Не могу больше писать. Не знаю, когда буду писать. Не знаю, что еще… Потом?
А сегодня опять с «человечиной». Это ядение человечины случается все чаще. Китайцы не дремлют. Притом выскакивают наружу, да еще в наше поле зрения, только отдельные случаи. Сколько их скрытых…
Я стараюсь скрепить душу железными полосами. Собрать в один комок. Не пишу больше ни о чем близком, маленьком, страшном. Оттого только об общем. Молчание. Молчание…
Это последняя запись «Серого блокнота». На другой день, в среду, 24 декабря 1919 года, совершился наш отъезд из Петербурга с командировками на Г., а затем, в январе 1920 г., – переход польской границы.
Мучительные усилия и хлопоты, благодаря которым мог осуществиться наш отъезд из Петербурга, затем побег – не отражены в записи последних дней по причине весьма понятной. Хотя маленький блокнот не выходил из кармана моей меховой шубки, а шубку я носила, почти не снимая, – писать даже и то, что я писала, было безумием, при вечных повальных обысках. У меня физически не подымалась рука упомянуть о нашей последней надежде – надежде на освобождение.
Дневник в Совдепии – не мемуары, не воспоминания «после», а именно «дневник», – вещь исключительная; не думаю, чтобы их много нашлось в России, после освобождения. Разве комиссарские. Знаю человека, который, для писания дневника, прибегал к неслыханным ухищрениям, их невозможно рассказать; и не уверена все-таки, сохраняется ли он до сих пор.
Впрочем, – нужно ли жалеть? Не сделалась ли жизнь такою, что «дневник», всякий, – дневник мертвеца, лежащего в могиле?
Я знаю: и теперь, за эти месяцы, в могиле Петербурга ничто не изменилось. Только процесс разложения идет дальше, своим определенным, естественным, известным всем, путем.

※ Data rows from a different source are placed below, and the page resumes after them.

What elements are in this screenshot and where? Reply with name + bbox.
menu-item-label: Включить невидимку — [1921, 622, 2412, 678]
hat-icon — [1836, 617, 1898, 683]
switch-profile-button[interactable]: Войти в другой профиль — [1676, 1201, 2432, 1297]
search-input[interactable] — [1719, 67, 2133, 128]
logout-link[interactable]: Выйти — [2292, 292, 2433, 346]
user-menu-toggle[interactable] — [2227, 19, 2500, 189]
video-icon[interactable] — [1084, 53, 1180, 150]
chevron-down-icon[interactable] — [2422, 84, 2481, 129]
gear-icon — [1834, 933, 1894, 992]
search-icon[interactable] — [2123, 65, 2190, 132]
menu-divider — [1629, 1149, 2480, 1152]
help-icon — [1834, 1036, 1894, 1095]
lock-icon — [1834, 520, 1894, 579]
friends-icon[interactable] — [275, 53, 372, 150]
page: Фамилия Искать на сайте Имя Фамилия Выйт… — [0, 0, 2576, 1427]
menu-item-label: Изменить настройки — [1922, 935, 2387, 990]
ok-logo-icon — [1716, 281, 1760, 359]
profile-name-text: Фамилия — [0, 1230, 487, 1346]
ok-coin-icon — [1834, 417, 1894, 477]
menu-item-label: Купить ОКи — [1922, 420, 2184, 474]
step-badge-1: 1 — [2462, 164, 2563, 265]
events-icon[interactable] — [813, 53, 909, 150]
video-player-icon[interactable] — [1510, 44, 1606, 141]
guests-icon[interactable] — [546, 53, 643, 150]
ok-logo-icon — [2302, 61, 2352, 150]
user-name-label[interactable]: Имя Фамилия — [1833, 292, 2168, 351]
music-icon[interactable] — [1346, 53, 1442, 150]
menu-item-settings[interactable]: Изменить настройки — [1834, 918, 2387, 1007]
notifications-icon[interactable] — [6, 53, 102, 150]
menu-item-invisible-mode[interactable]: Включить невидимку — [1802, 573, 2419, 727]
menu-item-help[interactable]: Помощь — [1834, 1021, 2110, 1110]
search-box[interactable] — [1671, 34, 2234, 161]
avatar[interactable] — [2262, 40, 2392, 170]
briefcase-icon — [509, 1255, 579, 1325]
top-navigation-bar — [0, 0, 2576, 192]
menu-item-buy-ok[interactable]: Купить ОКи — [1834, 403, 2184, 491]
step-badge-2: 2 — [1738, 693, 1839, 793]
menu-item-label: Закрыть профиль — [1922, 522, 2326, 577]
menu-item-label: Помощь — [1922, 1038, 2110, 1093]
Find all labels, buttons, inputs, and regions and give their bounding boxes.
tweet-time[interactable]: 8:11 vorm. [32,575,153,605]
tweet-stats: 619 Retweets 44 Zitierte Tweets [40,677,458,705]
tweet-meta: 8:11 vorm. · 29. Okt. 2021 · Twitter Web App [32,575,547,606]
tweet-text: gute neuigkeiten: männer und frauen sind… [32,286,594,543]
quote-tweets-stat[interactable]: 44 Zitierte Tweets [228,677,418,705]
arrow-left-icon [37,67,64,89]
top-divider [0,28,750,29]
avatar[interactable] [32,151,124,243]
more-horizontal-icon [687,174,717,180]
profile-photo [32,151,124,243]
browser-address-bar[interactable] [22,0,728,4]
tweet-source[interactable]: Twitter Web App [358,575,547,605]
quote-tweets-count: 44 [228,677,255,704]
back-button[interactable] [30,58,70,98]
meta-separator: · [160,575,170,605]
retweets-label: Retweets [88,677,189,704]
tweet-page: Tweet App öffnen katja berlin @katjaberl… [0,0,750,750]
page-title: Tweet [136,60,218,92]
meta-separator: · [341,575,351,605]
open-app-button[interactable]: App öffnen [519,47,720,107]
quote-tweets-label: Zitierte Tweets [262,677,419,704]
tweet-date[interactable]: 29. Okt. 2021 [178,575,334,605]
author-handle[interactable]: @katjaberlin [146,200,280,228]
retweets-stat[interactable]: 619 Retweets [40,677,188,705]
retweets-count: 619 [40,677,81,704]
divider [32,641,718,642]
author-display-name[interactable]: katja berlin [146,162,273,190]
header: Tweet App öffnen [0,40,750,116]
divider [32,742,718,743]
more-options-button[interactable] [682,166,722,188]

Первая перемена произойдет лишь вслед за единственным событием, которого ждет вся Россия, – свержением большевиков.
Когда?
Не знаю времен и сроков. Боюсь слов. Боюсь предсказаний, но душа моя все-таки на этот страшный вопрос – «когда?» – отвечает: скоро.
3 октября 1920
Варшава
Варшавский дневник (1920–1921)
24 июня 1920, четверг, Варшава, Крулевска, 29-а
Завтра Дмитрий едет в Бельведер (военная ставка), к Пилсудскому. Если это свидание будет даже пятиминутным и Дмитрий ничего не успеет ему сказать, – все равно, будет некий символ. Факт.
Был Борис, он окунулся в работу. Говорит, что хотел бы растроиться и расчетвериться – как дело началось – сейчас же нет людей…
Завтра первое заседание так называемого «эвакуационного» комитета, прикрывающего формирование русской армии в Брест-Литовске. Председателем – Дима.
Прикомандированные к делу Соснковским 3 польских офицера – очень хорошие и дельные люди.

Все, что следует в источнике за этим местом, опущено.